Ce qu’il faut retenir :
- Donald Trump affirme qu’un accord avec l’Iran a été approuvé par « toutes les parties » et annule les frappes prévues.
- Le détroit d’Ormuz doit rouvrir dès la signature, attendue dans les prochains jours, peut-être ce week-end en Europe.
- Les marchés rebondissent, le pétrole reflue et les rendements obligataires chutent.
Donald Trump a annoncé que les derniers points d’un accord avec Téhéran avaient été approuvés par « toutes les parties », évoquant « un grand règlement de la guerre avec l’Iran » et l’annulation de nouvelles frappes prévues.

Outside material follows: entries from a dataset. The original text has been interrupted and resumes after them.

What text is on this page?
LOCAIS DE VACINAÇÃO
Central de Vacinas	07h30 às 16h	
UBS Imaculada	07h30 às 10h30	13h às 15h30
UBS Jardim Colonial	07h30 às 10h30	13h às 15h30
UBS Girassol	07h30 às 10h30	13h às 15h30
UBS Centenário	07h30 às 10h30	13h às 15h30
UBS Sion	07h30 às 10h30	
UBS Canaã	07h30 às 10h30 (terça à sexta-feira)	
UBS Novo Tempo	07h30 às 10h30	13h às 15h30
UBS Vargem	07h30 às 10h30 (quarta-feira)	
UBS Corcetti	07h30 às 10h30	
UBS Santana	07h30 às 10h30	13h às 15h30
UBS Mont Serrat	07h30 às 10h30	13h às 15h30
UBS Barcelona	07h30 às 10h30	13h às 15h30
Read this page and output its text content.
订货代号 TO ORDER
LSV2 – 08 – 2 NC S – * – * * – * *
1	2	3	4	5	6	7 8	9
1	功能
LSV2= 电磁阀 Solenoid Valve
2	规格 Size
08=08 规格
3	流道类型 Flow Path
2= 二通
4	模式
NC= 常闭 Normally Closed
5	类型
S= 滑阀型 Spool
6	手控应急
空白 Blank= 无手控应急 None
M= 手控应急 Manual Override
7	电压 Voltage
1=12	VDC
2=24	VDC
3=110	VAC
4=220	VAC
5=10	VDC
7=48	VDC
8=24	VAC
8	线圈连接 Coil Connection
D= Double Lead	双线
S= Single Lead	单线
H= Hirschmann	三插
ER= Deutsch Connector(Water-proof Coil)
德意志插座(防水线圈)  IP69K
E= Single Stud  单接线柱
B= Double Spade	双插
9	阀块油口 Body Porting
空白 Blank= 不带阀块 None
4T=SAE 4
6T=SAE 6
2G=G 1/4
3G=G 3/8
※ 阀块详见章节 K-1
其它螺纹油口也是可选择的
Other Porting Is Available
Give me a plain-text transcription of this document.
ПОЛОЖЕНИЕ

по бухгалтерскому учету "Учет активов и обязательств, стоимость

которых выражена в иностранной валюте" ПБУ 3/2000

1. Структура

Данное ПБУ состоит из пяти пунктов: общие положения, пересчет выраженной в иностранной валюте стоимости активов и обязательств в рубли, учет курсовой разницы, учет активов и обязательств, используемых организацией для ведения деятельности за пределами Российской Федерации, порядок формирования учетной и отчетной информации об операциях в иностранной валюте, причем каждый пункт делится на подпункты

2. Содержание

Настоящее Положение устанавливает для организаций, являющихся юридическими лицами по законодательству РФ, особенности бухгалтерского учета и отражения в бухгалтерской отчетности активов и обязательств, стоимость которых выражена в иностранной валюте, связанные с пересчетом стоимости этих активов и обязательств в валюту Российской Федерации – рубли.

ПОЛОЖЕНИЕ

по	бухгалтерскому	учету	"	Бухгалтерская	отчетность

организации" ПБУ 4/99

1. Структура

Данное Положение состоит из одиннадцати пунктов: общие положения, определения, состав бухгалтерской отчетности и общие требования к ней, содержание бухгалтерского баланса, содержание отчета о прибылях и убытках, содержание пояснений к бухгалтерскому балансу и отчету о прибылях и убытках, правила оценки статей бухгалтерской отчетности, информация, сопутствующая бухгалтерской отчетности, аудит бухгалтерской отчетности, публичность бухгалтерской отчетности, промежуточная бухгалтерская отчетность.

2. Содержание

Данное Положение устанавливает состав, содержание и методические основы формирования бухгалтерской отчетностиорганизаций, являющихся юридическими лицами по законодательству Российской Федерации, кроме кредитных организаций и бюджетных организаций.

C’est le signal le plus clair à ce jour d’un accord préliminaire, qui prolongerait le cessez-le-feu fragile et rouvrirait le détroit d’Ormuz, après des semaines de négociations laborieuses et de faux espoirs, et plus de cent jours de guerre.
Trump annule les frappes, le détroit doit rouvrir
Sur Truth Social, le président a indiqué avoir annulé les frappes et bombardements programmés, les discussions ayant été portées au plus haut niveau du pouvoir iranien et approuvées. Les documents devraient être finalisés dans les prochains jours.
Trump dit avoir échangé avec les dirigeants d’Israël, du Qatar, des Émirats, d’Arabie saoudite, de Bahreïn et du Koweït. Le détroit, a-t-il ajouté, rouvrira officiellement dès la signature, peut-être ce week-end en Europe. Le projet négocié depuis des semaines prolongerait de 60 jours la trêve du 8 avril, ouvrirait progressivement le détroit et poserait le cadre de discussions sur le programme nucléaire iranien.
Un revirement après l’escalade
Le contraste est saisissant. Cette avancée survient après deux nuits consécutives de tirs et quelques heures seulement après que Trump eut menacé de s'emparer de l’île de Kharg, principal terminal pétrolier iranien, comme nous le rapportions.
Un responsable américain a indiqué avoir abattu deux drones iraniens, évoquant des tentatives de frappes sur des navires commerciaux dans le détroit. Malgré cette rhétorique belliqueuse, une délégation qatarie s’était rendue à Téhéran, et l’émir du Qatar a confirmé que les « ententes » avaient été approuvées par toutes les parties concernées. Côté iranien, aucune réponse officielle : selon l’agence Fars, Téhéran doit encore réexaminer le texte. Le blocus naval américain, lui, restera en place jusqu’à la finalisation.
Les marchés respirent
La réaction des marchés a été immédiate. Le Brent a chuté jusqu’à 3,9 %, à 89,46 dollars le baril, avant de se stabiliser autour de 90 dollars. À Wall Street, le S&P 500 a gagné 1,8 % et le Nasdaq 2,5 %, tandis que les rendements obligataires enregistraient leur plus forte baisse quotidienne depuis des mois, les opérateurs réduisant leurs paris sur l’inflation et sur de futures hausses de taux de la Fed.
C’est précisément ce soulagement qui a permis à la crypto et à l’or de rebondir, après une semaine sous pression.
Et maintenant ?
La prudence reste de mise. « Nous avons déjà emprunté ce chemin », rappelle Sanam Vakil, du centre Chatham House, qui souligne que Trump a souvent annoncé un accord imminent. Mais cette fois, juge-t-elle, « cette fois pourrait être la bonne », à condition que les deux camps, encore loin de se faire confiance, tiennent leurs engagements.
La signature, espérée ce week-end, sera décisive, tout comme la réunion de la Fed la semaine prochaine. Si la crise énergétique reflue vraiment, c’est tout l’équilibre entre inflation, taux et actifs risqués qui pourrait s’en trouver allégé.